Dispõe esse novo parágrafo 7º do art. 37, da Lei 9.492/97:
“Art. 37...
“§7º Os Estados e o Distrito Federal deverão estabelecer, no âmbito de suas competências, a acumulação de tabelionato de protesto que esteja vago no mesmo município ou região administrativa a tabelionato de protesto que esteja provido, bem como a acumulação de tabelionato de protesto que esteja vago em município próximo àquele que esteja provido noutro município ou região administrativa, mesmo que a serventia vaga já esteja oferecida em concurso público de provimento inicial ou remoção, visando o aumento do volume de títulos apresentados a protesto do serviço provido e como compensação, sem ônus para o Poder Público, que preserve o equilíbrio econômico-financeiro dos tabelionatos de protesto, anterior ao deferimento do benefício da postergação da cobrança dos emolumentos conferido aos credores ou apresentantes de títulos e outros documentos de dívida destinadas a protesto.” (NR)

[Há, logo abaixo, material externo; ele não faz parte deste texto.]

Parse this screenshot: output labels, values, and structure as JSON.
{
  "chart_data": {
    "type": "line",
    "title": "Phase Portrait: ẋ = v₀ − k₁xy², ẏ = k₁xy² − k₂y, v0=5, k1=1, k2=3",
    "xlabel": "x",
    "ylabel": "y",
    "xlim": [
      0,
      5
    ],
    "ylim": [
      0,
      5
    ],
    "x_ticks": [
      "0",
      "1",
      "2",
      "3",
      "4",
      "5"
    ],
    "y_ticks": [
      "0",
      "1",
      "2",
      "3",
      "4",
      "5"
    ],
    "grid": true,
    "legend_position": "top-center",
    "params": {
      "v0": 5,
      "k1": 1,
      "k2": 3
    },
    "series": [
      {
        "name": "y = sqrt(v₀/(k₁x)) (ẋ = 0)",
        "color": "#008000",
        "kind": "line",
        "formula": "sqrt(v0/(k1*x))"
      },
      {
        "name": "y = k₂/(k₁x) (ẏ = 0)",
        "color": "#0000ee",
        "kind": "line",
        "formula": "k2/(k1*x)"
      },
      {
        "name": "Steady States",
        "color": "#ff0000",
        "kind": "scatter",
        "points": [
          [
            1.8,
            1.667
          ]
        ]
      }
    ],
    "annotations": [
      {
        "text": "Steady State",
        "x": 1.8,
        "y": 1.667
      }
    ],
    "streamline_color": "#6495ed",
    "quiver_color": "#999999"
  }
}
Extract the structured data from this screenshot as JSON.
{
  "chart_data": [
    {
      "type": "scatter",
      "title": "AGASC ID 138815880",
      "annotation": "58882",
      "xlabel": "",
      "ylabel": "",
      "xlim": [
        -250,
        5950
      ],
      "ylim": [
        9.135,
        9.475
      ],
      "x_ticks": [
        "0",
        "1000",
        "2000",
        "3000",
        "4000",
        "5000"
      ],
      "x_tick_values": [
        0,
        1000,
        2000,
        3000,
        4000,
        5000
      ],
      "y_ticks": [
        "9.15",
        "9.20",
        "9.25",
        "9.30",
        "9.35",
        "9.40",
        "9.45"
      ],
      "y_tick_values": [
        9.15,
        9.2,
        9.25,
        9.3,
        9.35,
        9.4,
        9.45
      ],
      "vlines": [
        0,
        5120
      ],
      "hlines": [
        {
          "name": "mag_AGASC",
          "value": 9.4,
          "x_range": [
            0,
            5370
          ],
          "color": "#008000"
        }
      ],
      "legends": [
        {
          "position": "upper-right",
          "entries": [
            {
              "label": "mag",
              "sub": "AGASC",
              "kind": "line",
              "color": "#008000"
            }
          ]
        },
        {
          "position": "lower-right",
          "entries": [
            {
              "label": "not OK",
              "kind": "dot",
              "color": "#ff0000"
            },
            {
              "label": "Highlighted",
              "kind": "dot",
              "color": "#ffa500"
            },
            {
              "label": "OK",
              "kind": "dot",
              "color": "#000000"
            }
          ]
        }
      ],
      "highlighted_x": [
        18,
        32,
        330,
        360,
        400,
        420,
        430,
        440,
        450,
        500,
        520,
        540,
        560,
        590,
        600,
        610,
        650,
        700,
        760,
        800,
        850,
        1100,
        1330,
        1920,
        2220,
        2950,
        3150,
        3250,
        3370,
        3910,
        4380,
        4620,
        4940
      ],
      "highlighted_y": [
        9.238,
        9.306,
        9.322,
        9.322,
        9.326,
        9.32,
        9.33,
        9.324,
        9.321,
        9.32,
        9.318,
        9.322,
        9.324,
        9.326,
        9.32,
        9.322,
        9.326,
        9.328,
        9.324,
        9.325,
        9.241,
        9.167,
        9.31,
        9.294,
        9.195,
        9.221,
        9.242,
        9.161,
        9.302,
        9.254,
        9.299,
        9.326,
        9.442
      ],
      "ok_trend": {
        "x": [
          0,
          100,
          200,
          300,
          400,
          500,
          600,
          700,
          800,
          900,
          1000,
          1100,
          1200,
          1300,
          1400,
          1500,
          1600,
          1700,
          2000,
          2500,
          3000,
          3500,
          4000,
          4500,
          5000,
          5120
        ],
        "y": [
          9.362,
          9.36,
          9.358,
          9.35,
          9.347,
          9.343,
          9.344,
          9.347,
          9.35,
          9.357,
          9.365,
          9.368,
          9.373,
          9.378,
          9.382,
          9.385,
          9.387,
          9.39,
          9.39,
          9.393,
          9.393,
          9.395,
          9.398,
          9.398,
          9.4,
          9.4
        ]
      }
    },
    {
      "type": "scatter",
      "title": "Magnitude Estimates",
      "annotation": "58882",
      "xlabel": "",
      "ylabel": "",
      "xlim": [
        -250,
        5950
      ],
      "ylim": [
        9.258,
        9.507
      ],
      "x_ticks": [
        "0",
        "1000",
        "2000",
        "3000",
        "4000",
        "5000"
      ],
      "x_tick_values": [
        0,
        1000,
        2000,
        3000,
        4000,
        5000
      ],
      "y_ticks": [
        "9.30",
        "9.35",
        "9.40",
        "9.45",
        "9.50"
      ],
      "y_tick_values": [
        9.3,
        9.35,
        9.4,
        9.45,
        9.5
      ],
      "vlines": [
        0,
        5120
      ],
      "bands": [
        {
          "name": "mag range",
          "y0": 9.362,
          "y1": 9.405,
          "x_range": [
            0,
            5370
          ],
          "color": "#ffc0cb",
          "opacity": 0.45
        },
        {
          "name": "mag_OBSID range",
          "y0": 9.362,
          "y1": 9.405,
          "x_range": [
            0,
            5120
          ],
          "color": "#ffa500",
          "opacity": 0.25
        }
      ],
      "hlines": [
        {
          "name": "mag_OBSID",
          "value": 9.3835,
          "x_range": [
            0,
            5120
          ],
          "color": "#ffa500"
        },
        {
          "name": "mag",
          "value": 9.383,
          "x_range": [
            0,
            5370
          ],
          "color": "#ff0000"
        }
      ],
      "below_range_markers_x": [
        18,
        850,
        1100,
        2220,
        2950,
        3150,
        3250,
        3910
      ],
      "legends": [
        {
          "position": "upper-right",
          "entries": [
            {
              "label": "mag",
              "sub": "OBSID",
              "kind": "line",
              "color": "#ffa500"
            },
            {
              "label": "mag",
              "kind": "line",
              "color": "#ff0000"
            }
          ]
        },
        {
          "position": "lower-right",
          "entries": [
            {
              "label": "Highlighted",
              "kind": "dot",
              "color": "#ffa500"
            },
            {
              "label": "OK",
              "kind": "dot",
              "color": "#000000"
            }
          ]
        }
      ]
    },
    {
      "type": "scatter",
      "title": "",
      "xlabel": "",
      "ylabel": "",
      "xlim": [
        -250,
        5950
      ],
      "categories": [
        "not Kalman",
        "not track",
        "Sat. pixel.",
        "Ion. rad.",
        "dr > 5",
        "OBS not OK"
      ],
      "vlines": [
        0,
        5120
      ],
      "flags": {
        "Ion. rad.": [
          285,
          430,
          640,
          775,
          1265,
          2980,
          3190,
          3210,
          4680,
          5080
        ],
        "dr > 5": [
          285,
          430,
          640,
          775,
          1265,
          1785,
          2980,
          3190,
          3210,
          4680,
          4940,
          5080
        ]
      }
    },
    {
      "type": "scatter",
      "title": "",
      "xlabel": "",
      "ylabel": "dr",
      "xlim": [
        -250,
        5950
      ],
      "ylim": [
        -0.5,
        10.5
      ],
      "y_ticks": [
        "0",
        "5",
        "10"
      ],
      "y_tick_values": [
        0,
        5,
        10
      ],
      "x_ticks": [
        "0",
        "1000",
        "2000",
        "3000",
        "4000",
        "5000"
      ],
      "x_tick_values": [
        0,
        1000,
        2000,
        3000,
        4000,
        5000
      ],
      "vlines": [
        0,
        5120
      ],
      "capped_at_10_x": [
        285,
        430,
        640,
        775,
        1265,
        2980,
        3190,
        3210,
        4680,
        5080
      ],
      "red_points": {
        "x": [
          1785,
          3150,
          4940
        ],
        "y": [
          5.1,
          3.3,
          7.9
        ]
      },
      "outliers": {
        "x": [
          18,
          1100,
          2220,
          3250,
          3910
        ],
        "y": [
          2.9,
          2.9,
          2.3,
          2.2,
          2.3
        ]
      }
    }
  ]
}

Ou seja, com a inclusão do §7º, do art. 37, da Lei nº 9.492/97, que pode ser considerado uma aberração legislativa, haja vista, que a Constituição Federal deter-mina que os cartórios extrajudiciais só podem ser providos através de concurso de provi¬mento ou remoção, e jamais por redistribuição, o que se pretende é beneficiar os Titulares de Cartórios Extrajudiciais para que estes possam receber de forma integral sobre a arrecadação da serventia, em detrimento dos Substitutos Interinos, dos Fundos Especiais dos Tribunais de Justiça, dos Municípios e da população em geral, já que tal disparate irá trazer perda de arrecadação (ISSQN), caso uma determinada atribuição seja transferida para outro Município, haja vista que a arrecadação do Imposto Sobre Serviços de Qualquer Natureza – ISSQN, será recolhido na sede do cartório que tenha incorporado a atribuição de um outro município, bem como a população terá que se deslocar de um município para outro, já que não existe a possibilidade de se instalar uma sucursal do cartório naquele município, conforme art. 43, da Lei 8935/94.
E por qual motivo este Projeto de Lei visa beneficiar os já então Titulares de Cartórios Extrajudiciais, em detrimento dos Substitutos Interinos, do Tribunal de Justiça, dos Municípios e da população em geral?!?
No estado do Rio de Janeiro, algumas associações de classe, que defendem os Titulares dos Cartórios Extrajudiciais, desejam que um grupo de Titulares incorporem os cartórios vagos antes do término do LIX Concurso Público de Provas e Títulos para Outorga das Delegações das Atividades Notariais e/ou Registrais, e isto, por certo, porque não obtiveram êxito junto ao Tribunal de Justiça do Estado do Rio de Janeiro, através dos processos administrativos nº 2021-0689907 e 2022-06139319, os quais beneficiariam os presidentes de duas instituições representativas, quais sejam, o presidente do Instituto de Protesto de Títulos do Brasil, que também é titular do 5º Ofício de São João de Meriti, e ainda responde interinamente pelo 2º Ofício de Registro de Protesto de Títulos da Comarca de Duque de Caxias – RJ, e ainda, o presidente do Instituto de Protesto de Títulos do Brasil – Seccional RJ, que também é titular do 5º Ofício de São Gonçalo, entre outros.
Conforme sítio eletrônico da Câmara dos Deputados, este Projeto de Lei visa instituir um marco legal para o uso de garantias destinadas à obtenção de crédito no País. E aqui fica o questionamento: O Marco Legal seria para o uso de garantias destinadas a obtenção de crédito de quem? Ou para quem?
Impõe-se assim, em caráter de urgência, e no interesse maior do respeito à Carta Magna, que o Congresso Nacional, por ambas e/ou qualquer de suas casas, imbuídas do verdadeiro espírito republicano e constitucional, se debrucem tecnicamente sobre tais aspectos, impedindo assim a criação de um monstro legal, e o questionamento da constitucionalidade do Projeto de Lei.
Por todo o exposto, ante a evidente inconstitucionalidade de toda a Emenda nº 49 (correspondente à Emenda nº 64 – CAE), bem como da Emenda nº 42 (correspondente à Emenda nº 56 – CAE), em seu art. 37, parágrafo 7º, do Projeto de Lei nº 4.188/2021, é que elas devem ser retiradas do texto do Projeto de Lei em análise.